On the way out, the gunman smashed one of the display cases with the butt of his gun and grabbed a fistful of jewelry with a gloved hand. It would all look good for the cameras, like a robbery gone wrong at the hands of a nervous junkie. A nervous junkie who was an expert shot and who would eventually throw the stolen jewelry into the Charles River.
Seventy-one
After Lundquist left, Jesse headed to the high school in a cruiser. What he had to tell Virginia Wester was not the type of thing you did over the phone if it could be avoided. Although telling Wester he had to investigate every female teacher in her school was tough, it was nowhere near as difficult to do as a next-of-kin notification. That was the worst thing to do over the phone, and he had been forced to do it more than once, both in L.A. and in Paradise. The hardest call he had ever had to make was several years back, when a college freshman from California had been murdered in the Salter mansion up on the Bluffs. That call to the girl’s parents would haunt Jesse.
When Jesse entered the high school, he drew stares and sideways glances. Heather Mackey’s death was one thing, but the drug locker display, and now Petra North’s OD... There was a cloud that had settled over the school, a veil of guilt and suspicion. It hung in the air in the hallways and classrooms so that even the innocent and naïve were touched by it.
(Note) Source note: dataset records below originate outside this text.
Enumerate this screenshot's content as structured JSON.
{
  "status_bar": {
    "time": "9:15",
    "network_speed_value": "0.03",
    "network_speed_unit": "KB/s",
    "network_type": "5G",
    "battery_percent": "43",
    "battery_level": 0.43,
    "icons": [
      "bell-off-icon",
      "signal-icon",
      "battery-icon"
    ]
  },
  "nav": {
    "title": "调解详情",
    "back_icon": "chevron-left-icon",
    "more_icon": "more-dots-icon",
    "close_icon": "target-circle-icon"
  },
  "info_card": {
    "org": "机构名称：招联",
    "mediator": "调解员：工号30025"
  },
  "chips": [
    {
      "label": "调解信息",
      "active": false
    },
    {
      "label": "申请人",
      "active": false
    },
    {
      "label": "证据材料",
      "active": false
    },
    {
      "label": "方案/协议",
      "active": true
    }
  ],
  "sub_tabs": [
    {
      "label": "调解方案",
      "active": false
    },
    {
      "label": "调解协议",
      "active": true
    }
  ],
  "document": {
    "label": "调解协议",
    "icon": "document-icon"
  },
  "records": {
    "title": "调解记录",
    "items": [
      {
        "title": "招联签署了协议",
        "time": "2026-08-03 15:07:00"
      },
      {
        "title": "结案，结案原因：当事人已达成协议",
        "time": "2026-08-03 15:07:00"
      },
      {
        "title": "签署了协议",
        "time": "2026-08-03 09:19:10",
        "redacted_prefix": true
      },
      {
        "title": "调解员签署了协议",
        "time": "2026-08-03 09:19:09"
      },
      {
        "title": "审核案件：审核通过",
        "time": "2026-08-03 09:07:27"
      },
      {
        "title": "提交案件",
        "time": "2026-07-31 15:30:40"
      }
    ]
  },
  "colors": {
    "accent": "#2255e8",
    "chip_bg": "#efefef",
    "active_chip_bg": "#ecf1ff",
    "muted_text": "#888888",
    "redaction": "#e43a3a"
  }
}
As he climbed the stairs, Brandy Lawton came down.
“Hi, Jesse.”
“Brandy.”
“On the way to see Virginia?”
He nodded.
“How is Petra North?”
“You’ve heard?”
“Everybody’s heard. How is she?”
“Alive,” Jesse said, being purposely vague. If he was going to interview these people, he wanted them as uninformed and on edge as possible.
“That’s something, at least. Was it like Heather? I mean... you know.”
“I’ve got to go, Brandy. Excuse me.”
But as he tried to move past her, she asked if he would be willing to do his talk to the softball team again this spring. He agreed more out of expediency than a desire to give a motivational talk. He had never found those talks very helpful during his baseball career. Then again, Jesse was old-school and thought a kick in the ass often worked better than talk.
Just as Brandy Lawton had asked about Petra, so, too, did Freda and Principal Wester. He was a little less vague with these two women than he had been with Lawton.
“She’s in a coma,” he said. “There is brain activity and there’s a chance she will recover, but I’d prefer it if you would not share that information with the faculty.”
Principal Wester didn’t like that. “And why wouldn’t I share that with my people? They are all concerned about Petra’s recovery.”
“Most, not all.”
“What?”
“Virginia, it’s my belief that one of your teachers tried to kill Petra. That’s why I’m here.”
“To make an arrest?”
“No, to tell you that I need to set up interviews with all your female faculty members and employees. We’ll talk to everyone, from the teachers to the lunch ladies and the bus drivers.”
“Jesse, I’ve bent over backward for you, but you’re going to have to give me something more than your word on this, and I will have to alert the school board.”